6 proposed essentially this scheme. 1 more forgot to pre-fill the cache, and 3 earned partial credit with an interesting but incorrect method based on the ratio of the times taken for cached and non-cached reads.
Part A: If a user wishes to write a user-level page-fault handler for this system, the only reasonable page replacement policy is FIFO.
11 said FIFO, and 7 said random, for no loss of credit. In fact, it is difficult to make random work here because the only easy way to find out if a page is already mapped is to unmap it, and this can't be done until after the page is written to disk. 5 suggested clock replacement, 7 suggested LRU replacement, and 2 suggested Belady's optimal policy; none of these is applicable because all of these rely on information that is unavailable using the kernel interface that was given.

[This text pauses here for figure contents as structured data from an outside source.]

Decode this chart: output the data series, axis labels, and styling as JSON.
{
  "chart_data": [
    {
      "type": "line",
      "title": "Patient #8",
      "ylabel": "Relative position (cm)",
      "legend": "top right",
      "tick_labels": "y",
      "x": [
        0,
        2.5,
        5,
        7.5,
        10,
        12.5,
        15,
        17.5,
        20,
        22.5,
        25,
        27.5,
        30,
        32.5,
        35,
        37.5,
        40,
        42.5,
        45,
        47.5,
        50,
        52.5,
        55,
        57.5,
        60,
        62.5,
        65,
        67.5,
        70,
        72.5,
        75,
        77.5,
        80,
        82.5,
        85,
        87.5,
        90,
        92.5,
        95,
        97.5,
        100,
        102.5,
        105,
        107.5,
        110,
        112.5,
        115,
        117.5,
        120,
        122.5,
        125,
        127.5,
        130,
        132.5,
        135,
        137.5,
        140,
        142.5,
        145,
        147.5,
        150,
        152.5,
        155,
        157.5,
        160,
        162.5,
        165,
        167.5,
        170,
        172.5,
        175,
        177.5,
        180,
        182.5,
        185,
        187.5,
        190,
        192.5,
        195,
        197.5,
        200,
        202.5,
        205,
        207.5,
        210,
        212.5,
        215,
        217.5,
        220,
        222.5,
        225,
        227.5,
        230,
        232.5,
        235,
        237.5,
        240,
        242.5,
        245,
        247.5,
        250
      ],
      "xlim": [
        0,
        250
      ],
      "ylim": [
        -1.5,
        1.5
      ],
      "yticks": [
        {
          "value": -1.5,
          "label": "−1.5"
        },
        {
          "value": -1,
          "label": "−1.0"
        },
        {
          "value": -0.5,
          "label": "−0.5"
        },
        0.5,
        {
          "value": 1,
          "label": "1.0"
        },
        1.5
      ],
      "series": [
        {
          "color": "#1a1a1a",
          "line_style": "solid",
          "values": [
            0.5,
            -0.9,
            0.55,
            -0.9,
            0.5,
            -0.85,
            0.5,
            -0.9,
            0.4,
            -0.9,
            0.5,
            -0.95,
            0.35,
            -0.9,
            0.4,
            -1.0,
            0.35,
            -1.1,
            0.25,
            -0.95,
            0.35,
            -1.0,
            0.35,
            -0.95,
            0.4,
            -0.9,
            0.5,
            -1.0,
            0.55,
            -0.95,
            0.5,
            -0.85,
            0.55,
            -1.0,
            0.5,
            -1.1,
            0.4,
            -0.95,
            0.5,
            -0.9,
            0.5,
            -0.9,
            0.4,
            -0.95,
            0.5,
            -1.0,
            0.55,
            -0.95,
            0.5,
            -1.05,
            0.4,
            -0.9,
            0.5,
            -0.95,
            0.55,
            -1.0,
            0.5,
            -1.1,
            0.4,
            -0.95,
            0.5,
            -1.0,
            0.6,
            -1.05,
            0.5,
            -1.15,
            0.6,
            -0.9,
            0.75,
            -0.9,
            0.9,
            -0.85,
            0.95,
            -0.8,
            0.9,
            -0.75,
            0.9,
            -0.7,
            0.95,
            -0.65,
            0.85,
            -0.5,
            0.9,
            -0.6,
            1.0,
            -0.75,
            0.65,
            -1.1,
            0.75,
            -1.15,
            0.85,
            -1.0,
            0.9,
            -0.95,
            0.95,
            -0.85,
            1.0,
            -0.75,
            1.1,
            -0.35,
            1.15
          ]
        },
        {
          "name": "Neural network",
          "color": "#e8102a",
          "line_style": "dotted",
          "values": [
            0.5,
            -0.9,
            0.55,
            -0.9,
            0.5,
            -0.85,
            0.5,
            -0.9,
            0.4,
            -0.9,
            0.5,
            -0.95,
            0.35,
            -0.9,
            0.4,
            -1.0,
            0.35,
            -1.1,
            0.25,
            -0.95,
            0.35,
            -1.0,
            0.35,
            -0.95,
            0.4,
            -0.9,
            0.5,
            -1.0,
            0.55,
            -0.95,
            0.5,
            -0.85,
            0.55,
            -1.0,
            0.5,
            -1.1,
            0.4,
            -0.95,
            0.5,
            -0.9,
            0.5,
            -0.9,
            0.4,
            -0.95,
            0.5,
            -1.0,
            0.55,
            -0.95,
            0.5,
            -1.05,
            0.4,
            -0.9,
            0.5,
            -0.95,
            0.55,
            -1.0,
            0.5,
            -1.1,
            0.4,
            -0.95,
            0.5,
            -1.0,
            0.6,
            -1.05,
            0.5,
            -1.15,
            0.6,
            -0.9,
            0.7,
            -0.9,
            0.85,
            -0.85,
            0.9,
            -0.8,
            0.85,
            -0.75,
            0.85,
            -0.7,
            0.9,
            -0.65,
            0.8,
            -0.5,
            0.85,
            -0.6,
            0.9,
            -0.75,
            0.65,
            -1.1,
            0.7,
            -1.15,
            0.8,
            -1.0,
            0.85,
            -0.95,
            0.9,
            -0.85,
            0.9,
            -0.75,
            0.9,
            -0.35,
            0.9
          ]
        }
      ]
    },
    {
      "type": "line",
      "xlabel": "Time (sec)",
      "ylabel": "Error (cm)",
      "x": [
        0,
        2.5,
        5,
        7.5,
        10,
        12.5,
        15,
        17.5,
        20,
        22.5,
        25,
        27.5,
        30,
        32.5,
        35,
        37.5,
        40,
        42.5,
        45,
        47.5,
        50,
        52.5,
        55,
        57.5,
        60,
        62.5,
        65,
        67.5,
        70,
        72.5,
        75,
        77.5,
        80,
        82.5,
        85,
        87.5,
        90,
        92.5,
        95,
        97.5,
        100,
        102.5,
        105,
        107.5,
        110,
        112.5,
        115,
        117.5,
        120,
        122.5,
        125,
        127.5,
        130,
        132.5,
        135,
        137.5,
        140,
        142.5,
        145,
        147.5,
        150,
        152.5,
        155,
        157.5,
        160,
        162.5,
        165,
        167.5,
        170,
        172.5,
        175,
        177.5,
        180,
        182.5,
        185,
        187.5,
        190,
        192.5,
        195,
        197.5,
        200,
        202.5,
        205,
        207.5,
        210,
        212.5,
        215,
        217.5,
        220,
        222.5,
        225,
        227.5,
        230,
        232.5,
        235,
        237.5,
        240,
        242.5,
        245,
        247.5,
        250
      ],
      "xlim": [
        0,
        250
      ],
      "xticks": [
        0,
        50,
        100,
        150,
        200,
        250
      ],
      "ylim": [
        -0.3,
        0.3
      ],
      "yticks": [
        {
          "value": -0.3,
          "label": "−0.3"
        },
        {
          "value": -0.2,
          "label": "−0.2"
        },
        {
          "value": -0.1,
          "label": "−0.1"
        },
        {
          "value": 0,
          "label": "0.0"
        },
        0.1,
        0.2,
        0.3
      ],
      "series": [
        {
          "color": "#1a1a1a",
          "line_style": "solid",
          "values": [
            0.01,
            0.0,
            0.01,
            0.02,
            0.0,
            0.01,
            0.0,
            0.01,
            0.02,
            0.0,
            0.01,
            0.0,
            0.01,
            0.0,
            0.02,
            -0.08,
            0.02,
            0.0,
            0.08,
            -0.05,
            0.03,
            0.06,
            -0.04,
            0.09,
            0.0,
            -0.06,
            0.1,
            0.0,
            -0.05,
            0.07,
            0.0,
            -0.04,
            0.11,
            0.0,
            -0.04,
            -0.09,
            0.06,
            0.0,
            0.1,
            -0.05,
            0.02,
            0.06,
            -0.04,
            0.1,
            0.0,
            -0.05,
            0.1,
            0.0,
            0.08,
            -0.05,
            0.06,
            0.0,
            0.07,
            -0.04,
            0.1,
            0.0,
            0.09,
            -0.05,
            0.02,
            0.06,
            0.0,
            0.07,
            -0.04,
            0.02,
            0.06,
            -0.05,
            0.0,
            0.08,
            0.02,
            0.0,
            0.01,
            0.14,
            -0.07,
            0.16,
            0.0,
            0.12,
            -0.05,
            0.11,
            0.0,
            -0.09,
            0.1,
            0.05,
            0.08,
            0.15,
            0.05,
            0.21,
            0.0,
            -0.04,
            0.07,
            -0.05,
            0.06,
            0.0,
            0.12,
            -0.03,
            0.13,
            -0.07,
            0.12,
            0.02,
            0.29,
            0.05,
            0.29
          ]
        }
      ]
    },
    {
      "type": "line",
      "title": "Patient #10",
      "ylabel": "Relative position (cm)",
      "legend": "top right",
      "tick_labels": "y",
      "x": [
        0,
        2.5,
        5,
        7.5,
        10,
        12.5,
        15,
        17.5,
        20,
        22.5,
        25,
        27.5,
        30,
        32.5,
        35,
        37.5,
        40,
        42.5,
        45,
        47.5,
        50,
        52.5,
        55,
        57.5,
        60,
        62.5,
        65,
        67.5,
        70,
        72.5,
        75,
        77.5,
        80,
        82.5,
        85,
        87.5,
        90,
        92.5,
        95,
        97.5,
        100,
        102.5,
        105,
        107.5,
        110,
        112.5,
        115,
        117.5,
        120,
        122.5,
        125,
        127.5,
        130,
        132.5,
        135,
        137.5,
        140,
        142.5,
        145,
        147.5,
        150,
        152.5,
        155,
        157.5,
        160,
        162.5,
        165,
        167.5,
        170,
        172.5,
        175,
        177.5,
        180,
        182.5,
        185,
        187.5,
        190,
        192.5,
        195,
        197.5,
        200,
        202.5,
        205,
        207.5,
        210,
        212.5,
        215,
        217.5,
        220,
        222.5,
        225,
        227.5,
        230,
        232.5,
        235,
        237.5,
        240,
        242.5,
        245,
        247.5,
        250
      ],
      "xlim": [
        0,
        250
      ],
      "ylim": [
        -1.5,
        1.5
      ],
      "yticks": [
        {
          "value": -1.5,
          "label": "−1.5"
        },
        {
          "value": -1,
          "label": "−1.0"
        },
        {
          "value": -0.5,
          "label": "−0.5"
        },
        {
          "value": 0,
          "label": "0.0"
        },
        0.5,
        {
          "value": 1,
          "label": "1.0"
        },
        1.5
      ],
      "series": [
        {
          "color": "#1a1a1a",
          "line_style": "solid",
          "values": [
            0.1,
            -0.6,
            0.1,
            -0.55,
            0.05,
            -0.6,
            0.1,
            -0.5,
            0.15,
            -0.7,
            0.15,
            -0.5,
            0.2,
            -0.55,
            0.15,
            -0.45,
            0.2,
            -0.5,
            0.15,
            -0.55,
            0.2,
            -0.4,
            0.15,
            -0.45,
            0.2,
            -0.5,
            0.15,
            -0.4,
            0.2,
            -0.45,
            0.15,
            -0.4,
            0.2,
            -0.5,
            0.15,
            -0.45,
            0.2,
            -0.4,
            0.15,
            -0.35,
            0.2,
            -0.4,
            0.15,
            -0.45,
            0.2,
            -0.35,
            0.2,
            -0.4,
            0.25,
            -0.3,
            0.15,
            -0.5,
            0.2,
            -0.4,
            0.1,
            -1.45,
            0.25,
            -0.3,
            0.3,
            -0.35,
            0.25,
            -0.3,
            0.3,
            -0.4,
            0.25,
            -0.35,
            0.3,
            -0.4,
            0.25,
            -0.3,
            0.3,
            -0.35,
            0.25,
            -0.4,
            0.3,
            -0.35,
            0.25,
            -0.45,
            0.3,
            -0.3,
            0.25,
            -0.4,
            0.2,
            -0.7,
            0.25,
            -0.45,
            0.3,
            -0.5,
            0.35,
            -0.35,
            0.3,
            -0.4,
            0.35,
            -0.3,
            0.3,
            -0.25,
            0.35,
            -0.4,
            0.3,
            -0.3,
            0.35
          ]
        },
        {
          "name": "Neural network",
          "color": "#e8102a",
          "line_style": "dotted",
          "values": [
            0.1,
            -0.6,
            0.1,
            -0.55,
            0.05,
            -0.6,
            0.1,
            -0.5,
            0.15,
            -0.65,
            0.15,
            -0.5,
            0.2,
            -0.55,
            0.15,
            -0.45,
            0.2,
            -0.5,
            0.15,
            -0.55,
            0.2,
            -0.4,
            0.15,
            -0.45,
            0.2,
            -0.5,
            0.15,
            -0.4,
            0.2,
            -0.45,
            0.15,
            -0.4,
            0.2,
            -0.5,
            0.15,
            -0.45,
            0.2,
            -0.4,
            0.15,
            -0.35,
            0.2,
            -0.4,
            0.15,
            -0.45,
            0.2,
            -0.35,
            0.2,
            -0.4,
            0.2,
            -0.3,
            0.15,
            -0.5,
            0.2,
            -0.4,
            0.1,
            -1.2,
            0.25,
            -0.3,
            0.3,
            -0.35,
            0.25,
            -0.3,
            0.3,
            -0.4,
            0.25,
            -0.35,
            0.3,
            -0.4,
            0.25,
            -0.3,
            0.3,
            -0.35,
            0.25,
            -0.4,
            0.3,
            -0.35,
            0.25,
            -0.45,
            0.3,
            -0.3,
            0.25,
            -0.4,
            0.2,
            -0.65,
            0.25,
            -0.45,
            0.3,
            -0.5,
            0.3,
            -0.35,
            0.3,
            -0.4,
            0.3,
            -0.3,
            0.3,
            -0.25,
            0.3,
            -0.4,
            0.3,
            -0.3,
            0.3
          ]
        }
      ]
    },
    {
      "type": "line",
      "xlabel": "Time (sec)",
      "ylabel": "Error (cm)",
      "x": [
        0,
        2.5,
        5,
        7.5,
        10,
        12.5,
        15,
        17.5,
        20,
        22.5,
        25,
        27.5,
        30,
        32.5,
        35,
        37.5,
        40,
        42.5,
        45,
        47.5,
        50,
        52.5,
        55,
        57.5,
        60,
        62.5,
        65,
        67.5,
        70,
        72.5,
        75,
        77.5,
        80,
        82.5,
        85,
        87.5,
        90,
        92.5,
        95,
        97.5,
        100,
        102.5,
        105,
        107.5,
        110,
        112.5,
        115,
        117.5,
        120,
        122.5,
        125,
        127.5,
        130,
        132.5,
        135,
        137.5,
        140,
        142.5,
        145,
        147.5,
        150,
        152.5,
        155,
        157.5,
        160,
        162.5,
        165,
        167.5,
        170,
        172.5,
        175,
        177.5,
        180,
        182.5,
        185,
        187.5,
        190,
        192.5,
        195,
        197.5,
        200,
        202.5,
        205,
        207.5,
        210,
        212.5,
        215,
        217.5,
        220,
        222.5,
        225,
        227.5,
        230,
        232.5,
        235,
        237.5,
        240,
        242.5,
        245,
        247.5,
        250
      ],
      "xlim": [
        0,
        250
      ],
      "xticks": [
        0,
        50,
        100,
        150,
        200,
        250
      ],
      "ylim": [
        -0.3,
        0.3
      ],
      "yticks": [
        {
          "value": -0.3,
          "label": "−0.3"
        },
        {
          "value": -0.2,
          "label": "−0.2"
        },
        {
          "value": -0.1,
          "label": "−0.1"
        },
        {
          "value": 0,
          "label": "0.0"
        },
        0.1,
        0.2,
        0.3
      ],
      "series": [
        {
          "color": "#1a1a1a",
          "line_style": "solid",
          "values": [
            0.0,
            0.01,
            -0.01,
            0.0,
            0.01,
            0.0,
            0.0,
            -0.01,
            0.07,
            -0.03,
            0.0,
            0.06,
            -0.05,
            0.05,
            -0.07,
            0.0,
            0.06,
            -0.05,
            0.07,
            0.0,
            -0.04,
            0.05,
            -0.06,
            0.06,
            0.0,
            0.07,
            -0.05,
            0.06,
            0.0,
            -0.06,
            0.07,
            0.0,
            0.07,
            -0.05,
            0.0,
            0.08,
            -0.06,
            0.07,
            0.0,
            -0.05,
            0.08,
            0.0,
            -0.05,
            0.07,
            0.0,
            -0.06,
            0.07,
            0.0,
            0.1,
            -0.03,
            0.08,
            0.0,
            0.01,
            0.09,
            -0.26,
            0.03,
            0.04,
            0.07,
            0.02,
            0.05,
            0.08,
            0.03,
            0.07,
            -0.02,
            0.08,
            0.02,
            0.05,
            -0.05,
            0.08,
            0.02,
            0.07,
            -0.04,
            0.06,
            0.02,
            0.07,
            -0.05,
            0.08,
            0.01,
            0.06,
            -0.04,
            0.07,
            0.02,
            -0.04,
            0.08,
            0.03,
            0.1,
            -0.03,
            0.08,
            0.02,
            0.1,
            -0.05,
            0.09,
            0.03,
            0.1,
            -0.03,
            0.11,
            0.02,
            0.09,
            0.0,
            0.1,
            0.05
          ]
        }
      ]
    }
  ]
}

Part B: Here is complete code (Ignoring the issue of page replacement policy) for the user-level page-fault handler.
```
/* somewhere in the initialization code */
on_fault( handler );

/* The handler */
handler( void* va )
{
    while (map( va ) == false) {
        a = page_to_replace();
        write( backing_file, a, page_size );
        (void) unmap( a );
    }
    read( backing_file, va, page_size );
    remember_to_replace_later( va );
    return;
}
```
3 gave good answers, and 5 gave good answers except that they omitted to copy the pages to and from backing store. Note that the while loop in the answer was not required for full credit, although it is, in fact, necessary, although the need for it is subtle. 4 gave answers that hinted at fragmentary understanding of the problem, earning half credit, while 3 gave essentially textbook code for a kernel-level fault handler, for minimal credit.